Çakıcı ile değil, benimle uğraşıyor.

Çakıcı'ya takipsizlik, Altaylı'ya dava.

Bize de zaten bu yakışır.

Çakıcı'nın takip edilmediği ülkede, Altaylı'ya dava açılır.

Köpekler başıboş, taşlar bağlanır!

Muhalefet imkánsız!

BOŞ geçen derslerine öğretmen istediklerini pankartlarla yürüyüş yaparak anlatan 6 ilköğretim öğrencisine dava açarak, ‘‘hukukun üstünlüğü’’nü kanıtlayan ve hukuku taçlandıran süper savcı, öğrenciler hakkında Toplantı ve Gösteri Yürüyüşleri hakkındaki kanun gereği dava açtığını söylüyor.

Yani çocukların suçu 2911 sayılı yasaya muhalefet.

İyi de bu çocukların, bu yasaya muhalefet etmemelerine imkán yok ki!

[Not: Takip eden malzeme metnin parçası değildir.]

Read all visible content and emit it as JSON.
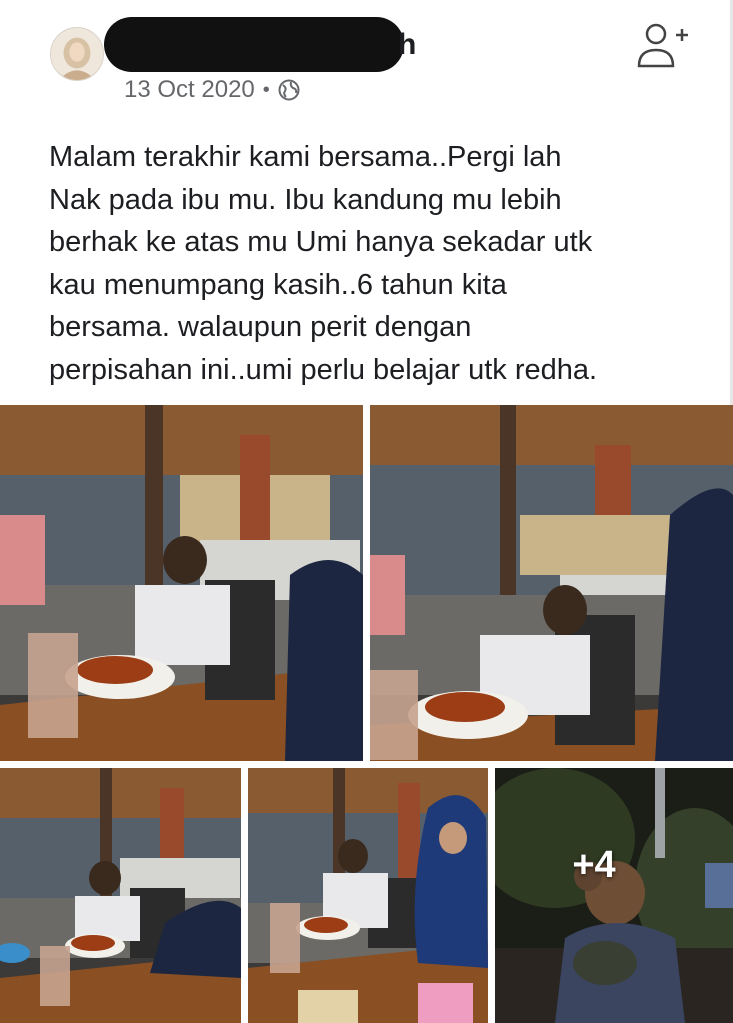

Yani bu çocuklar isteseler de, istemeseler de bu yasaya muhalif olacaklar. Çünkü 2911 sayılı yasaya göre gösteri yürüyüşü veya toplantı yapmak için en büyük mülki amirlikten izin almak gerek.

Bu izin için başvurabilmek için reşit olmak, yani 18 yaşından gün almış olmak şart.

Bu çocukların böyle bir izin için başvurmaları dahi mümkün değil.

Yani bu çocukların izin alma konusunda hukuki ehliyetleri olmadığı için, kendilerine ‘‘Süper Savcı!’’ tarafından isnat edilen suçun oluşmadığı ortada.

Bunu ben değil, hukukçu bir okurum teyit ediyor.

Ne dersiniz Sayın Savcı.

NE ZAMAN ADAM OLURUZ?

Her gün adam olmaya biraz daha yaklaşacağımıza, biraz daha uzaklaşmadığımız zaman.